The differences between the UK and the USA are numerous, but one area where they may be narrowing is in relation to the willingness of prosecutors to raise their heads above the parapet of anonymity that they have historically enjoyed. This is something that started under Keir Starmer’s tenure, but has continued apace since then under Alison Saunders. It is not one that is free from controversy.
This week, we have seen the indictment of six police officers in Baltimore for offences relating to the death of Freddie Gray. He died in April after being arrested, which sparked a series of disturbances in the city. Announcing the charges, Marilyn Mosby, the State’s Attorney for Baltimore (roughly the equivalent of the Chief Crown Prosecutor for an area) seized the limelight and is now a national, if not international, figure. (‘To the youth of this city, I will seek justice on your behalf. This is a moment. This is your moment.’)
Of course, the decision not to prosecute Lord Janner remains an extremely controversial one. This outcry was presumably foreseen by the CPS as they took great care in setting out their reasoning. It should be noted that if the news reports are correct, then this decision is currently subject to an ‘appeal’, the complainants having asked for a review under the new CPS scheme, so it may be that this case is taken forward into the courts (on a side note, given that the decision was made by the DPP herself, it is not clear who will be responsible for reviewing it).
Unlike some previous occasions, the decision as to prosecution or not was given not by way of a press conference, but a press release where the full reasoning was set out. Although this was a welcome insight into a difficult decision, I have concerns that it was explicitly stated that the evidential test was passed. As a lawyer, we know what this means and its limitations, but to a member of the public this looks very much like a ‘nudge, nudge, wink, wink – we know he did, even though we can’t prosecute him’.
There was no need to spell out the conclusions reached in the evidential test. The conclusion that the DPP had reached that a prosecution should not follow due to Lord Janner’s alzheimers meant that there was no need to discuss what they made of the evidence.
What the CPS say in their announcements has something that has caused me concern on previous occasions. Take when Dave Lee Travis was charged in the summer of 2013, the CPS not announced this, but they told the world that they had ‘decided that no further action should be taken in relation to seven separate allegations against Mr Griffin as we determined that there was insufficient evidence for a realistic prospect of conviction‘.
Again, it is unclear why it is necessary to refer to allegations that have been made that are not being pursued.
Frankly, if they don’t meet the evidential test in such a high profile case where other allegations are being charged, then they really can’t be much cop.
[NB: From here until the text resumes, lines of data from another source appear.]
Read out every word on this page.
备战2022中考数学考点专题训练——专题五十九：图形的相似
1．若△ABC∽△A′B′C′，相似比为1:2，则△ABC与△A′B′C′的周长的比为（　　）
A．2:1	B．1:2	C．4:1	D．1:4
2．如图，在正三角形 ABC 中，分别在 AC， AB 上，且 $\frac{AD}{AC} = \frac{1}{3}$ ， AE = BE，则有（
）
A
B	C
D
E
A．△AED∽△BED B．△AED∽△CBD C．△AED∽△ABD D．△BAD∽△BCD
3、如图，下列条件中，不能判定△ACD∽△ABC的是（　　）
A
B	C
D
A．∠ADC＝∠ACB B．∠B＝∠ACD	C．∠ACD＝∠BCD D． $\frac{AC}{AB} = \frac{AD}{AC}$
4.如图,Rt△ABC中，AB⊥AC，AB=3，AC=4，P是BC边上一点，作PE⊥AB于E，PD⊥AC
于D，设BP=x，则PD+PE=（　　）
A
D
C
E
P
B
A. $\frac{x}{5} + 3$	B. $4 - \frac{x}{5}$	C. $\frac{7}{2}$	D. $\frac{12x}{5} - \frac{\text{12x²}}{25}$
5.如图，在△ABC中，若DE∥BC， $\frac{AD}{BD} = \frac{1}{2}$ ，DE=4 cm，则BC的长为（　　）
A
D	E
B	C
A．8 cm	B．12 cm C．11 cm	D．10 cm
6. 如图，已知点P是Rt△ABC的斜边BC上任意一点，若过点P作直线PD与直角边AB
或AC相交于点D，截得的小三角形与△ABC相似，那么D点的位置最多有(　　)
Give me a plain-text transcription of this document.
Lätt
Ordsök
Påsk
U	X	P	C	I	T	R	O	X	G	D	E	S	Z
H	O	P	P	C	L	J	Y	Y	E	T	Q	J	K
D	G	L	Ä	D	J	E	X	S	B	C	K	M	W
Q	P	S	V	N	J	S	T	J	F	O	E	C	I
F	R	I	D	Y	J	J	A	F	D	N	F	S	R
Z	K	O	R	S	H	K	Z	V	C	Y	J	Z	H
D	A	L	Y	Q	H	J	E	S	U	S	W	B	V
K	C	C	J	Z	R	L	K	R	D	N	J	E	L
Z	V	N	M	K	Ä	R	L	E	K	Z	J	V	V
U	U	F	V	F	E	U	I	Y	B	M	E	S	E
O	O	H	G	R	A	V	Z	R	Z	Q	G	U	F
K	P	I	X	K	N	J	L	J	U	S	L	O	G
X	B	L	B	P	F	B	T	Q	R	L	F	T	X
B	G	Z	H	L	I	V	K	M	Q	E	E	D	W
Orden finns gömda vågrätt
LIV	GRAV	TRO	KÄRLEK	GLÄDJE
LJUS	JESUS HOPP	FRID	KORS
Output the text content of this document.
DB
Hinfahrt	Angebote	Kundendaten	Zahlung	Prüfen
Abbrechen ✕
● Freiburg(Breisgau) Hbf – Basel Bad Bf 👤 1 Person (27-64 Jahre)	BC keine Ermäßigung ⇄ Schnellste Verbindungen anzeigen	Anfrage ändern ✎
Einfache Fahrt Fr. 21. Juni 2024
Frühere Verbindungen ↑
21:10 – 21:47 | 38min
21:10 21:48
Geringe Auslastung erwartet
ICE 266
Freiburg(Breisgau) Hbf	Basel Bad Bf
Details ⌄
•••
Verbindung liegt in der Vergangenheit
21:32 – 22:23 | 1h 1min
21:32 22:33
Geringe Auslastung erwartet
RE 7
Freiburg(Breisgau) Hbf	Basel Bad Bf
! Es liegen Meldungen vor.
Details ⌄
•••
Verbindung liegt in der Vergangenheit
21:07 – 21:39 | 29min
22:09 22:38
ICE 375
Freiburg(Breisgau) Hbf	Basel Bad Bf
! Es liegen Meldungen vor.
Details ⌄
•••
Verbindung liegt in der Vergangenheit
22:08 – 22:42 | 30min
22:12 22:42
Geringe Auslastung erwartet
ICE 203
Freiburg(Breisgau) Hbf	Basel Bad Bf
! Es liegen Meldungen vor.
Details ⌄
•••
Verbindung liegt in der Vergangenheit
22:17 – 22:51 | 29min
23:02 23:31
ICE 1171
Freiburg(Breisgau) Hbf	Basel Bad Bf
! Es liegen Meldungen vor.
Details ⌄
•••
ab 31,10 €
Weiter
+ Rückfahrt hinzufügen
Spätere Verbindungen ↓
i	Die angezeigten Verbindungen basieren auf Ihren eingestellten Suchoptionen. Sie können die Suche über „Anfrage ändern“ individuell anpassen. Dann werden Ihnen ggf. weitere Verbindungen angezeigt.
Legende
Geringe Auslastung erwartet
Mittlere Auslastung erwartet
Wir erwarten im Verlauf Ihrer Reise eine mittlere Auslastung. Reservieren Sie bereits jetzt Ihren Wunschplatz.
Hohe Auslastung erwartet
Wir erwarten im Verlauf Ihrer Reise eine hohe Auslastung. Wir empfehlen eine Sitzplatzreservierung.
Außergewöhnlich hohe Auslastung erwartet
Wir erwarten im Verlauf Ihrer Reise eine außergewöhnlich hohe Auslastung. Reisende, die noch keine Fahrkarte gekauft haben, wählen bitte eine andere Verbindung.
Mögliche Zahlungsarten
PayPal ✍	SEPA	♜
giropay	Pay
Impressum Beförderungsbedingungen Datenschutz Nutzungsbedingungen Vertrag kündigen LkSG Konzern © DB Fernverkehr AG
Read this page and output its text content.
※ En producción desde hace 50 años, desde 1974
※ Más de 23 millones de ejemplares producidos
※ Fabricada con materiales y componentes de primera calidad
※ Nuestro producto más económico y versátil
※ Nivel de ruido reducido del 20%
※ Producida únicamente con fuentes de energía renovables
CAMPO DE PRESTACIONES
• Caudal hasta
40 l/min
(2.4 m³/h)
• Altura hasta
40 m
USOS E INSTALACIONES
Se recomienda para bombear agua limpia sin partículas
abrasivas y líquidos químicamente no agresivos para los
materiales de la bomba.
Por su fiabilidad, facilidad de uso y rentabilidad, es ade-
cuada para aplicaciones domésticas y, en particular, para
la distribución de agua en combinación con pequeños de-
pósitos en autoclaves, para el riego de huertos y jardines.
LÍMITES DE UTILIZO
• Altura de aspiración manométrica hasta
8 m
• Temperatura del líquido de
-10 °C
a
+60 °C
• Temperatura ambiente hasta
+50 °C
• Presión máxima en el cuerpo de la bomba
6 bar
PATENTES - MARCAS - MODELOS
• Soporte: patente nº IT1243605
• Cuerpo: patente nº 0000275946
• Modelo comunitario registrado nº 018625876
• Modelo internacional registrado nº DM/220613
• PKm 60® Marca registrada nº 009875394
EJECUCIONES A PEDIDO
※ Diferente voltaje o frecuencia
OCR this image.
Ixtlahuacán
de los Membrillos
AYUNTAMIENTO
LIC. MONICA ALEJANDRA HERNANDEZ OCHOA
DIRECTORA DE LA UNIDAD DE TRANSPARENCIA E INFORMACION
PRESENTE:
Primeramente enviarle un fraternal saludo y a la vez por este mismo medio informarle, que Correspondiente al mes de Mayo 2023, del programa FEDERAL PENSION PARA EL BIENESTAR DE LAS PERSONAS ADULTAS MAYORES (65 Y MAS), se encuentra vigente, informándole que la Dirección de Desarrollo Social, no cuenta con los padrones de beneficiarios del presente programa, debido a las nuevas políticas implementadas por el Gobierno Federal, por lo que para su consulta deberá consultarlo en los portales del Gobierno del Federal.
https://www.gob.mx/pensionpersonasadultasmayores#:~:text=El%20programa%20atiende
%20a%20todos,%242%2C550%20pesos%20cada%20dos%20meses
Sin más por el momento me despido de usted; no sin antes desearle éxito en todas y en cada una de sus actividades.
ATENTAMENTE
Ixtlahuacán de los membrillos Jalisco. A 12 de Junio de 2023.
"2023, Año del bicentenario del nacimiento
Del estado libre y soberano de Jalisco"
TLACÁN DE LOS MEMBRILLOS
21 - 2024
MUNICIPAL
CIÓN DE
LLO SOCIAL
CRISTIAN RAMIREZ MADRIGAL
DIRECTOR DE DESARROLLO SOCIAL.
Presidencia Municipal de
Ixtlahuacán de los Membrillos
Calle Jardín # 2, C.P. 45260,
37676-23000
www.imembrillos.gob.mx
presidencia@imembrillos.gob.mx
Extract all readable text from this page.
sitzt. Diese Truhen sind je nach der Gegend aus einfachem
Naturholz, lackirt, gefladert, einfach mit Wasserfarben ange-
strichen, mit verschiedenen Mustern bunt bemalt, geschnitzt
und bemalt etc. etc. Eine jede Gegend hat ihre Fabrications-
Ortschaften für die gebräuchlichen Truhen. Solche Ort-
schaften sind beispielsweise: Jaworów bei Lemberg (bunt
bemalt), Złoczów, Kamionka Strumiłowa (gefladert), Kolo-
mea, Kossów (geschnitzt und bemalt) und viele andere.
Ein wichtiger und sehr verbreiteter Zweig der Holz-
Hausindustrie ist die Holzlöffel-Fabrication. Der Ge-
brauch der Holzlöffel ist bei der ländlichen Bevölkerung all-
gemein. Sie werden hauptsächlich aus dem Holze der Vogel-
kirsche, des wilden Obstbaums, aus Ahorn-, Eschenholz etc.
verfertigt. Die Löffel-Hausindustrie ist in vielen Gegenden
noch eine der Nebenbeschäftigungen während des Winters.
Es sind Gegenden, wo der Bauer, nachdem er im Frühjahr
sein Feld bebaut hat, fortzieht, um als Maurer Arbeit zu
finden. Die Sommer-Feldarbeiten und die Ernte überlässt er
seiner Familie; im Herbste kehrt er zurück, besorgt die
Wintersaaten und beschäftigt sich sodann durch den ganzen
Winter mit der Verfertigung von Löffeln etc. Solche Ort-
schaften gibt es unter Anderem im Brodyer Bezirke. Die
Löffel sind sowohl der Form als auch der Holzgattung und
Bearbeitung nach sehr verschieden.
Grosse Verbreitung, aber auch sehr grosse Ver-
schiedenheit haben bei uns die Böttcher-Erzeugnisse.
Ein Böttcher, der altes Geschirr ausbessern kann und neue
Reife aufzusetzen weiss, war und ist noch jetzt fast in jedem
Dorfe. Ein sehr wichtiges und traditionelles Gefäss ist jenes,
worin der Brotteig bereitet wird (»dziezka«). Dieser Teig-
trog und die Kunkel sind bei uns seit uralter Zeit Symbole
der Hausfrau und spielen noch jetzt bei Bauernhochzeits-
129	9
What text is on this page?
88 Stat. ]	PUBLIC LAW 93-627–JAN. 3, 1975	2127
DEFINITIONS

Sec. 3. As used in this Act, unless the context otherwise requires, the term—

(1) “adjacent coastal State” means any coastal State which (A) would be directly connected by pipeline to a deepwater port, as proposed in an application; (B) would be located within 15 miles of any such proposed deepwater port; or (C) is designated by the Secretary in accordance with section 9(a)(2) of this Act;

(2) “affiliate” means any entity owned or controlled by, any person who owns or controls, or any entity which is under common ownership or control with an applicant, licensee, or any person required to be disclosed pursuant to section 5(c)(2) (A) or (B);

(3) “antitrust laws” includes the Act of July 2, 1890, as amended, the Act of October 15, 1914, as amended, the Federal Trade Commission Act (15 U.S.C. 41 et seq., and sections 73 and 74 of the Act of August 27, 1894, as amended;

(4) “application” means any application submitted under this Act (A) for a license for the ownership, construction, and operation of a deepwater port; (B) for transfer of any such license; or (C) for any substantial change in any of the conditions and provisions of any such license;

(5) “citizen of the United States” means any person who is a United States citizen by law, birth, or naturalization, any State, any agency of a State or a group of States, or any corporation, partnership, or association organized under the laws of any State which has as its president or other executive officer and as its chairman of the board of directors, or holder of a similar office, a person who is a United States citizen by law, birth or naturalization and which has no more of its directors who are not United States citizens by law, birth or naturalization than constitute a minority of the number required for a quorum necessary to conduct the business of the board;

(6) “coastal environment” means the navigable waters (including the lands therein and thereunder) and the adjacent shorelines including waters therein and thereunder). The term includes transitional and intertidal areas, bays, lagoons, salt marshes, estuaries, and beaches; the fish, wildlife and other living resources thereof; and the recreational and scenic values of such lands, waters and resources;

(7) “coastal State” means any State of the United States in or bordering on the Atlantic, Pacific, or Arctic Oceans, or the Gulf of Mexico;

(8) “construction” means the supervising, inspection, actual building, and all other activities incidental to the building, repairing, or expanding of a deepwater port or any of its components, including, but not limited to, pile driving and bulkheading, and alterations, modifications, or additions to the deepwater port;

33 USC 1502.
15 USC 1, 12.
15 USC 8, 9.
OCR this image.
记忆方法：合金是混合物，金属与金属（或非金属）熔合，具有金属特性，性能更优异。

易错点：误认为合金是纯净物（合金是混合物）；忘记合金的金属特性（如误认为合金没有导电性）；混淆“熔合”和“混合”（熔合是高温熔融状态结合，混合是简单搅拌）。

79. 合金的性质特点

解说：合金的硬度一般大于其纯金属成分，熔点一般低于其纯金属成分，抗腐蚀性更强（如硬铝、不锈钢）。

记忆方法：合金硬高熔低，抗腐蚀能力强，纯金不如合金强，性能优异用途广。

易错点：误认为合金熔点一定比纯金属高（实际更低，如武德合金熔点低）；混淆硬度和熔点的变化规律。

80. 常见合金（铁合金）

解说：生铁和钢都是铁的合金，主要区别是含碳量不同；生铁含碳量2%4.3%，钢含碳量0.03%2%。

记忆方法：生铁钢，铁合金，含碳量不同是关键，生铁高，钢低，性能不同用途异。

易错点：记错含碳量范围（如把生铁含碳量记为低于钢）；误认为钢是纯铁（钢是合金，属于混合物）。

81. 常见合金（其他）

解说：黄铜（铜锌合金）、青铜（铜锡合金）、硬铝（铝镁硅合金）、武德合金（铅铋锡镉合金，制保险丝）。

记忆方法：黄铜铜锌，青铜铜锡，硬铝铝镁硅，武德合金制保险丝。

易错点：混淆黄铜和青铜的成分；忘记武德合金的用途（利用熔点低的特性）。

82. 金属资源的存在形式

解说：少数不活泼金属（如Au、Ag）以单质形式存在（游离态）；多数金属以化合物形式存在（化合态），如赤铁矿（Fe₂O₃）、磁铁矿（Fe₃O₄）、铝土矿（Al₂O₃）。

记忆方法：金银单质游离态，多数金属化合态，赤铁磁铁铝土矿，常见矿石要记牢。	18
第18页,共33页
It is hard to see what the public interest in referring to these allegations can be, other than to blacken the name of the defendant.
Of course, I accept that the reason that the CPS do this is not to prejudice a defendant – you would have to be a conspiracy theorist to think that. It must be remembered that however soberly written a press release may be, it will get picked up, edited, and reported in the press. A year or so down the line when the case is in for trial, how do you know or regulate what jurors remember, consciously or subconsciously, from this. Against that backdrop, it is arguable that they should take more care in their public utterances.
It will be a long time, if ever, before we have a similar level of publicity for our prosecutors. Having said that, Alison Saunders is a household name, or at least is reported in the press. I imagine that many lawyers have mixed feelings about this. Although the greater transparency and engagement with the public is to be welcomed, this must not be at the expense of fairness to the defendant.
This is a tough balancing exercise, and it will leave many people unsatisfied. However, the golden rule must surely be that nothing is said or done that may jeopardise a fair trial. There is no need to refer to allegations made but not pursued, or to state the outcome of the analysis of the evidential test if the case will not be pursued due to it not being in the public interest. Although this may be an excess of caution, it would not surprise me if this triggers an unfortunately timed jury note, or some other issue, which derails a trial at some point.